The generate_exec_code
generates code that emulates the FSM execution by updating cs
(current state) while reading bytes from data
. You don't need to care about the details of generated code because it is often too complicated to read for human. In short, the generated code tries to read as many bytes as possible from data
and stops when it reaches p_end
or when it fails transition.
julia> Automa.generate_exec_code(context, machine, actions)

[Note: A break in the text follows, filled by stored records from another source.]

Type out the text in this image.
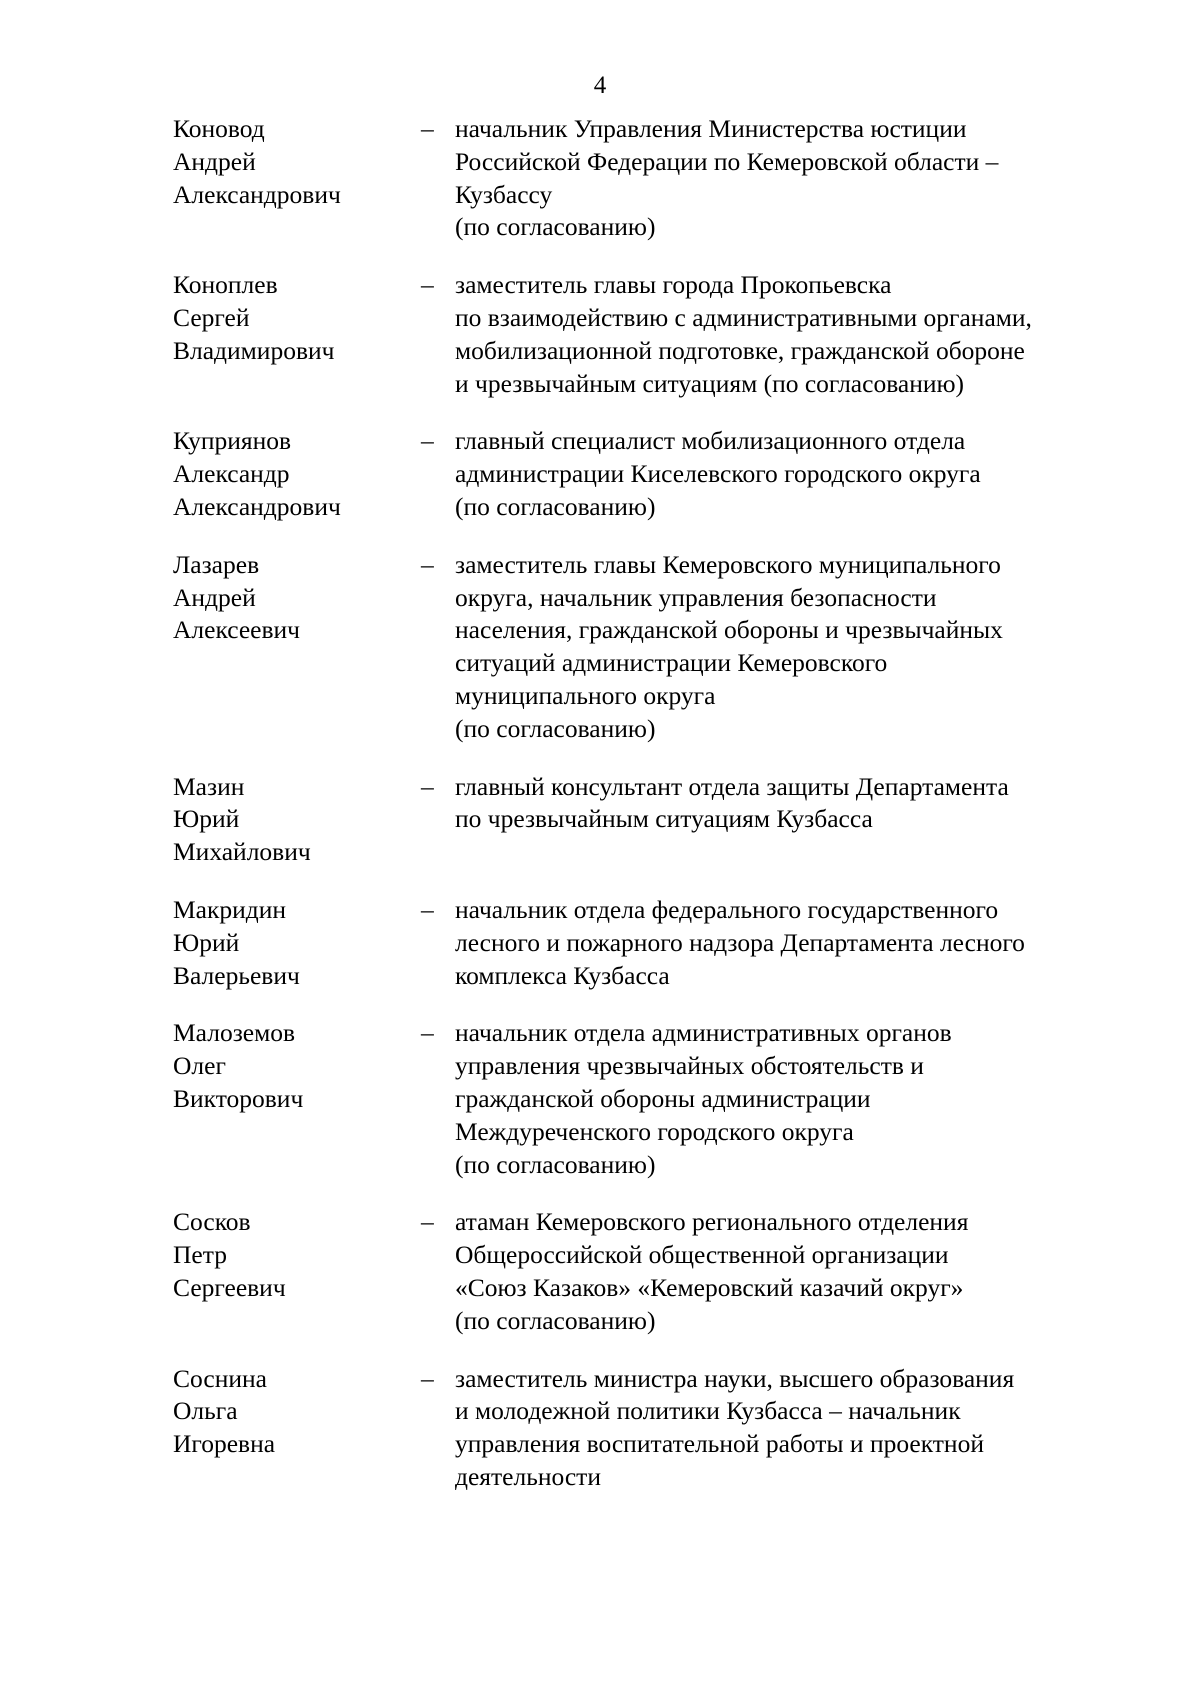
4
Коновод
Андрей
Александрович
– начальник Управления Министерства юстиции
Российской Федерации по Кемеровской области –
Кузбассу
(по согласованию)
Коноплев
Сергей
Владимирович
– заместитель главы города Прокопьевска
по взаимодействию с административными органами,
мобилизационной подготовке, гражданской обороне
и чрезвычайным ситуациям (по согласованию)
Куприянов
Александр
Александрович
– главный специалист мобилизационного отдела
администрации Киселевского городского округа
(по согласованию)
Лазарев
Андрей
Алексеевич
– заместитель главы Кемеровского муниципального
округа, начальник управления безопасности
населения, гражданской обороны и чрезвычайных
ситуаций администрации Кемеровского
муниципального округа
(по согласованию)
Мазин
Юрий
Михайлович
– главный консультант отдела защиты Департамента
по чрезвычайным ситуациям Кузбасса
Макридин
Юрий
Валерьевич
– начальник отдела федерального государственного
лесного и пожарного надзора Департамента лесного
комплекса Кузбасса
Малоземов
Олег
Викторович
– начальник отдела административных органов
управления чрезвычайных обстоятельств и
гражданской обороны администрации
Междуреченского городского округа
(по согласованию)
Сосков
Петр
Сергеевич
– атаман Кемеровского регионального отделения
Общероссийской общественной организации
«Союз Казаков» «Кемеровский казачий округ»
(по согласованию)
Соснина
Ольга
Игоревна
– заместитель министра науки, высшего образования
и молодежной политики Кузбасса – начальник
управления воспитательной работы и проектной
деятельности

quote # /Users/kenta/.julia/v0.6/Automa/src/codegen.jl, line 116:
##659 = (Automa.SizedMemory)(data) # /Users/kenta/.julia/v0.6/Automa/src/codegen.jl, line 117:
while p ≤ p_end && cs > 0 # /Users/kenta/.julia/v0.6/Automa/src/codegen.jl, line 118:
##660 = (getindex)(##659, p) # /Users/kenta/.julia/v0.6/Automa/src/codegen.jl, line 119:
@inbounds ##661 = ([0 0; 0 0; … ; 0 0; 0 0])[(cs - 1) << 8 + ##660 + 1] # /Users/kenta/.julia/v0.6/Automa/src/codegen.jl, line 120:
@inbounds cs = ([-1 -2; -1 -2; … ; -1 -2; -1 -2])[(cs - 1) << 8 + ##660 + 1] # /Users/kenta/.julia/v0.6/Automa/src/codegen.jl, line 121:
if ##661 == 1
count += 1
else
()
end # /Users/kenta/.julia/v0.6/Automa/src/codegen.jl, line 122:
p += 1
end # /Users/kenta/.julia/v0.6/Automa/src/codegen.jl, line 124:
if p > p_eof ≥ 0 && cs ∈ Set([2, 1]) # /Users/kenta/.julia/v0.6/Automa/src/codegen.jl, line 125:
if cs == 2
count += 1
else
if cs == 1
else
()
end
end # /Users/kenta/.julia/v0.6/Automa/src/codegen.jl, line 126:
cs = 0
else # /Users/kenta/.julia/v0.6/Automa/src/codegen.jl, line 127:
if cs < 0 # /Users/kenta/.julia/v0.6/Automa/src/codegen.jl, line 128:
p -= 1
end
end
end
After finished execution, the value stored in cs
indicates whether the execution successfully finished or not. cs == 0
means the FSM read all data and finished successfully. cs < 0
means it failed somewhere. cs > 0
means it is still in the middle of execution and needs more input data if any. The following snippet is a pseudocode of the machine execution:
# start main loop
while p ≤ p_end && cs > 0
l = {{ read a byte of `data` at position `p` }}
if {{ transferable from `cs` with `l` }}
cs = {{ next state of `cs` with `l` }}
{{ execute actions if any }}
else
cs = -cs
end
p += 1 # increment the position variable
end
if p_eof ≥ 0 && p > p_eof && cs ∈ machine.final_states
{{ execute EOF actions if any }}
cs = 0
elseif cs < 0
p -= 1 # point at the last read byte
end
Automa.jl has three kinds of code generators. The first and default one uses two lookup tables to pick up the next state and the actions for the current state and input. The second one expands these lookup tables into a series of if-else branches. The third one is based on @goto
jumps. These three code generators are named as :table
, :inline
, and :goto
, respectively. To sepcify a code generator, you can pass the code=:table|:inline|:goto
argument to Automa.generate_exec_code
. The generated code size and its runtime speed highly depends on the machine and actions. However, as a rule of thumb, the code size and the runtime speed follow this order (i.e. :table
will generates the smallest but the slowest code while :goto
will the largest but the fastest). Also, specifying check=false
turns off bounds checking while executing and often improves the runtime performance slightly.